The US first announced its support for India’s wish to become a permanent member in November 2010. It was last reiterated in the Obama-Modi joint statement in September 2014 but there was no official reaction from Pakistan at the time. On his visit to India last month, Obama was in fact only reaffirming a four-year old policy when he again declared support for an Indian permanent seat. Even this time, it seems that Nawaz took up the question with Obama mainly to impress the Pakistani public, much like our protests on US drone strikes in Pakistan.
Even worse, it was ill-advised for Nawaz to give India’s violation of UN Security Council resolutions on Kashmir as the reason for Pakistan’s opposition to India’s ambitions. Nawaz did not even preface his remarks with Pakistan’s long-held stand that it is opposed to any new permanent members.
There are three reasons why the position taken by Nawaz was misguided.
First, it implies that if India were to implement the Security Council resolutions on Kashmir, Pakistan would give up its opposition to the Indian aspiration for a permanent seat. Such a stance undermines the common position held by the UfC that there should be no new permanent members. Pakistan not only subscribes to and fully supports this position, but also played a leading role in its formulation in concert with the other members of the group.
Second, it is completely unrealistic to expect that by linking a permanent seat in the UNSC for India with the implementation of Security Council resolutions on Kashmir, India could be induced to make concessions on the Kashmiri demand for the right of self-determination or that Washington could be persuaded to rethink its policy of support for India’s aspirations for a permanent seat.
Third, the position taken by Nawaz in his telephone conversation with Obama suggests that Pakistan’s opposition to the creation of new permanent members stems essentially from its rivalry with India and the unresolved Kashmir dispute and not from any higher principle. This is also what India has been claiming. No wonder there was no official reaction from Delhi to the stance taken by Nawaz.
That stance also contradicted Pakistan’s official position on the issue as stated by the spokesperson of the foreign ministry in her press briefing on February 6. “Pakistan’s stand on Security Council reforms”, she said, “is not specifically linked to India. It is based on principles.” Nawaz obviously needs to take some lessons on the issue from the foreign ministry.

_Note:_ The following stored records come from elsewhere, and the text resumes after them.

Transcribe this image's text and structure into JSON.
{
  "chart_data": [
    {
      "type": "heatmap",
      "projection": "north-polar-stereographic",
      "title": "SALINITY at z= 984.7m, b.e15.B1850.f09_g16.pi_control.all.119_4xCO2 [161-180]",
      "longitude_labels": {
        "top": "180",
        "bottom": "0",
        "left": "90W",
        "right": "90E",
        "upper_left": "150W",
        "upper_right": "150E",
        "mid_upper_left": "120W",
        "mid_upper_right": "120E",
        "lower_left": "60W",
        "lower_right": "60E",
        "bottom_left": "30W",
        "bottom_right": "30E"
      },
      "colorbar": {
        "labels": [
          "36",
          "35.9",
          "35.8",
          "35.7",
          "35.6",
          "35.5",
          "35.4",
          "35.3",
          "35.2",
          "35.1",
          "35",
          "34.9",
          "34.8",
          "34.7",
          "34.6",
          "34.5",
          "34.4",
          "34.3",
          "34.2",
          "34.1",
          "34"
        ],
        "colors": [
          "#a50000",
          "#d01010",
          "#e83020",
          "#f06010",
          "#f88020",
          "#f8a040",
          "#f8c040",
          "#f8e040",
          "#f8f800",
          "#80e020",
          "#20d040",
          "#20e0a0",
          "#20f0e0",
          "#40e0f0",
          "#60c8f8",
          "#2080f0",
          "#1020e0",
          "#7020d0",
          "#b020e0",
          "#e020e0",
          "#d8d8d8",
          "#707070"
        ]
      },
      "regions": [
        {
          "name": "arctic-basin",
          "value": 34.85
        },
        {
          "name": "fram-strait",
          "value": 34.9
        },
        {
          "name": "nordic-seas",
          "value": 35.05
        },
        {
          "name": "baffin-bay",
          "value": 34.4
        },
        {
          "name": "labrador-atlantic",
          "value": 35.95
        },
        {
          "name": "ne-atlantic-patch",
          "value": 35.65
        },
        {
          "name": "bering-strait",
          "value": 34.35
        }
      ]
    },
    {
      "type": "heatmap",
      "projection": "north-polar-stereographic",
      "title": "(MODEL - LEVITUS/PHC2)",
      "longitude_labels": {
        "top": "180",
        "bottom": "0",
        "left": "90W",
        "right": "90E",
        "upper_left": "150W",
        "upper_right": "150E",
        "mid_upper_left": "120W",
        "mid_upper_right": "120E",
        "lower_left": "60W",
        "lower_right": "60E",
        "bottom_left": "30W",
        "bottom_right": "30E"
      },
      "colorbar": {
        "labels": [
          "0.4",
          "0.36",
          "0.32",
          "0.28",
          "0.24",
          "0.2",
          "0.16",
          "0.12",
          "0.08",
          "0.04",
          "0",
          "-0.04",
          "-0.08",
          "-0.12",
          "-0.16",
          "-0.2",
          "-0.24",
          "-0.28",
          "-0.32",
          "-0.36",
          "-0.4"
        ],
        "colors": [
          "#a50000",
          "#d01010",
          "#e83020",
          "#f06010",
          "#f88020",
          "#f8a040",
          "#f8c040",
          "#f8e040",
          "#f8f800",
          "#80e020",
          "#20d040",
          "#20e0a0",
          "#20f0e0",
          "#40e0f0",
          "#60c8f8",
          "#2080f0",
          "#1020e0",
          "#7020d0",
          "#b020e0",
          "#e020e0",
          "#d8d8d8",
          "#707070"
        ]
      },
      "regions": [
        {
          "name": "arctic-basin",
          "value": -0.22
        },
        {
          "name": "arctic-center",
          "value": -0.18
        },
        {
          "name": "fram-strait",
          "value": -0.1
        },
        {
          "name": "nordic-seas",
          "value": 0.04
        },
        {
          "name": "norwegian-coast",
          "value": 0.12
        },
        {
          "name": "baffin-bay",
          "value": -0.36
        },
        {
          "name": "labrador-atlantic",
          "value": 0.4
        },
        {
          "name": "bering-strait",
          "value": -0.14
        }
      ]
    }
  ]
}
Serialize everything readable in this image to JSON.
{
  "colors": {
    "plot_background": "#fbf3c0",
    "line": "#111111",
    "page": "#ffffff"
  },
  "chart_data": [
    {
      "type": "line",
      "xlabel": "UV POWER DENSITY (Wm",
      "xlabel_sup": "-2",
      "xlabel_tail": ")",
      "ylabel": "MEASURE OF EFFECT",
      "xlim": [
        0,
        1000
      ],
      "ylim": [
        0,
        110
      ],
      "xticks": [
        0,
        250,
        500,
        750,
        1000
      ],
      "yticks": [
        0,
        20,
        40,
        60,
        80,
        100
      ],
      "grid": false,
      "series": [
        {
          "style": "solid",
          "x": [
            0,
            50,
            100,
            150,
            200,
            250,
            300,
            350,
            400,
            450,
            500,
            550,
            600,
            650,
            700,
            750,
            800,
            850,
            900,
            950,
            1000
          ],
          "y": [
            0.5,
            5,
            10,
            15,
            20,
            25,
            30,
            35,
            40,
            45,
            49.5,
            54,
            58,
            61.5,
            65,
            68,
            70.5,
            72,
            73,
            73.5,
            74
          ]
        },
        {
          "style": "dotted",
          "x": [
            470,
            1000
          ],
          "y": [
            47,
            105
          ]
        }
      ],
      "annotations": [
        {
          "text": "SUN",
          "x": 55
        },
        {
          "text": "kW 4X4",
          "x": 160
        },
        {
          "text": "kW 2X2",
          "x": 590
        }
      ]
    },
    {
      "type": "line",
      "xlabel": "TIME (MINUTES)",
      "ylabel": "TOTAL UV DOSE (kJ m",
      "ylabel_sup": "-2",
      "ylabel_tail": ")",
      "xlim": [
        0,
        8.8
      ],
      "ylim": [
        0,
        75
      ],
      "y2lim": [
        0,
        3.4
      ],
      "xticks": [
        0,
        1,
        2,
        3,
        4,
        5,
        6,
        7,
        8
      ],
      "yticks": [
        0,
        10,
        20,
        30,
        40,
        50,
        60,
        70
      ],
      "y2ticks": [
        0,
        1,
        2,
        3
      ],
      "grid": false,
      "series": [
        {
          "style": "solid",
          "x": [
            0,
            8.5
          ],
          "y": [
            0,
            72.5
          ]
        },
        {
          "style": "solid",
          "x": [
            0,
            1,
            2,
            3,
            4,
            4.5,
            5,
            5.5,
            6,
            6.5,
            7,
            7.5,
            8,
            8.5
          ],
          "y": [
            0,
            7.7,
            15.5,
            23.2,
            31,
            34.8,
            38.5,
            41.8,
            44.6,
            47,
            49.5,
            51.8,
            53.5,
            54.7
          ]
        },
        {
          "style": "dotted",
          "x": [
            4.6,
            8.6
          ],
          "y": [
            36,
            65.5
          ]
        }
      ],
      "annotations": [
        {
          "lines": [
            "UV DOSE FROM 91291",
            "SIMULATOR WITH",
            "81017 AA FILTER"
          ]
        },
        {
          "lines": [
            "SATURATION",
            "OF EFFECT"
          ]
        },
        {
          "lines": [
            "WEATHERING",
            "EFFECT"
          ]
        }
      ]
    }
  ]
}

At the same time, it is true that the foreign ministry has also not been quite strict in adhering to the position that there is no connection between Pakistan’s position on Security Council expansion and the country’s disputes with India. In fact, only a week earlier, the spokesperson had recalled the adviser’s statement on January 27 pointing out that as a country in violation of Security Council resolutions on Kashmir, India did not qualify to become a permanent member.
Citing India’s violation of the UN resolutions to debunk its ambitions to become a permanent member is a double-edged sword and its use in this context is best avoided. Even without it, there are very strong arguments against creating new permanent members.
The strongest of those arguments – one that Pakistan has not been giving – is that some very important countries will leave the UN in that event. They will pay a price but it be will be far less than the costs of remaining in a world body in which important decisions affecting them, their security and their vital national interests are taken by a closed self-appointed group of states acting only to advance their own global and regional ambitions.
The writer is a former member of the Pakistan Foreign Service.